Katalin ist seit über 20 Jahren mit einem eigenen Unternehmen selbstständig in einer ganz spannenden Branche. Liebe Katalin, schön, dass du da bist. Und bitte erzähl uns was von dir.
Katalin Geis
Ja hallo. Also ich bin Katalin aus dem Chapter EWMD Nord. Bin seit ich glaube mittlerweile 13 Jahren Mitglied überzeugtes Mitglied beim EWMDE und mich hat das Studium nach Hamburg verschlagen. Damals habe ich interkulturelle Kommunikation, Deutsch als Fremdsprache und Ungarisch, das ist meine Muttersprache studiert. Ja und dann habe ich diverse Dinge gemacht und irgendwann stolperte ich über das Geschäftsfeld Relocation. Und so hab ich dann 2000 meine eigene Agentur gegründet und seitdem bin ich mit der internationalen Welt beruflich täglich vernetzt.
Wir unterstützen internationale Personal Transfers aus dem Ausland nach Hamburg und so habe ich den ganzen Globus in Hamburg und Norddeutschland vereint. Ich bin Mutter eines einundvierzig jährigen Sohnes. Dann gibt es noch eine Patchwork-Familie. Daraus gibt es zwei Enkel. Ich bin begeisterte Patenmutter eines Kindes, topolesischen Wurzeln. Und wir habe viel Familiensinn, bin viel draußen, lese gern, gehe wahnsinnig gerne ins Theater, ins Kino, spiele hin und wieder ein bisschen Klavier, wenn es meine Zeit erlaubt.

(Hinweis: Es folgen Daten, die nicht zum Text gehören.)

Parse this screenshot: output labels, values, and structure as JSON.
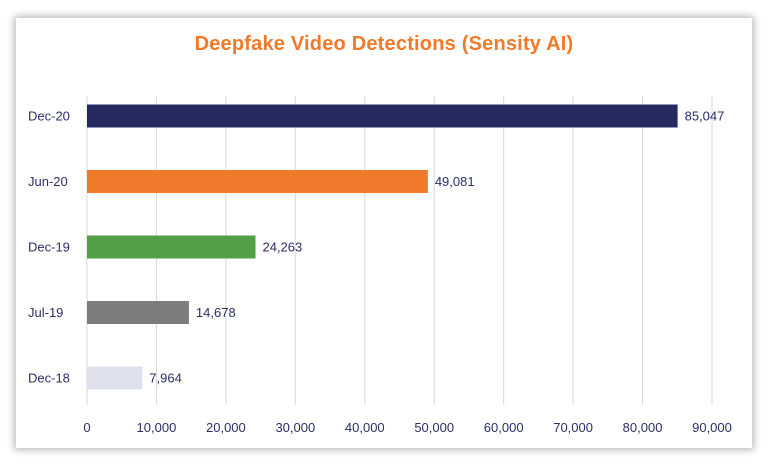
{
  "chart_data": {
    "type": "bar",
    "orientation": "horizontal",
    "title": "Deepfake Video Detections (Sensity AI)",
    "categories": [
      "Dec-20",
      "Jun-20",
      "Dec-19",
      "Jul-19",
      "Dec-18"
    ],
    "values": [
      85047,
      49081,
      24263,
      14678,
      7964
    ],
    "value_labels": [
      "85,047",
      "49,081",
      "24,263",
      "14,678",
      "7,964"
    ],
    "bar_colors": [
      "#272a60",
      "#f07a2a",
      "#51a046",
      "#7c7c7c",
      "#dee1ec"
    ],
    "xlim": [
      0,
      90000
    ],
    "x_ticks": [
      0,
      10000,
      20000,
      30000,
      40000,
      50000,
      60000,
      70000,
      80000,
      90000
    ],
    "x_tick_labels": [
      "0",
      "10,000",
      "20,000",
      "30,000",
      "40,000",
      "50,000",
      "60,000",
      "70,000",
      "80,000",
      "90,000"
    ],
    "xlabel": "",
    "ylabel": "",
    "grid": "vertical",
    "legend": "none"
  },
  "colors": {
    "title": "#f07a2a",
    "text": "#2b2f66",
    "grid": "#d9d9d9"
  }
}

Und ich spreche jetzt von Nicht-Coronazeiten. Ich koche gerne, habe viel, gerne viele Menschen um mich herum und ich finde, dass ich viele, viele, viele EWMD Vorbilder habe. Allerdings fokussiere ich mich heute auf eine Person. Soviel erstmal zu mir.
Simone Lersch
Vielen Dank. Das hört sich auf jeden Fall nach einem ausgefüllten Leben an.
Katalin Geis
Das stimmt. Langweilig ist es nicht.
Simone Lersch
Wen hast du uns denn mitgebracht? Als inspirierende Frau für die heutige Folge?
Katalin Geis
Ja, ich habe tatsächlich länger darüber nachgedacht. Über die Definition: Was ist eigentlich ein Vorbild? Was ist ein weibliches Vorbild? Und habe ich eigentlich überhaupt das Vorbild? Es so richtig die Göttin oder die Politikerin? Oder die Kulturwissenschaftlerin oder die EWMD Präsidentin, der ich nacheifern? Also, was ist ein Vorbild? Aber ich habe Vorbild definiert als eine Person, die man wirklich bewundert und nicht. Also und zwar neidlos bewunderte, ohne sie unbedingt nachahmen oder ihr nacheifern zu müssen. Wie auch daran habe ich länger nachgedacht und ich habe mich entschieden tatsächlich für meine Schwester. Nach langer, längerem Überlegen habe ich tatsächlich gedacht meine Schwester ist ein Vorbild und deshalb habe ich meine Schwester mitgebracht.
Simone Lersch
Dann erzähl uns doch bitte ein wenig oder auch ein wenig mehr zu deiner Schwester.
Katalin Geis
Also zum einen ist meine Schwester eine sehr autarke Person und weiblich. Also meine Schwester ist eine Frau und sie ist sehr gerne eine Frau und sie ist eine sehr starke Frau. Sie ist wahnsinnig stark, hat viel erlebt in ihrem Leben und hat nie aufgegeben und gibt auch heute nicht auf. Ich erzähle jetzt ein kleines bisschen zu ihr. Meine Schwester ist 1953 in Ungarn geboren, als zweites Kind und musste mit meinen Eltern 1956 über die österreichische Grenze nach Deutschland fliehen. Hier waren sie in einem Flüchtlingslager und so nahm das Leben so seinen Lauf.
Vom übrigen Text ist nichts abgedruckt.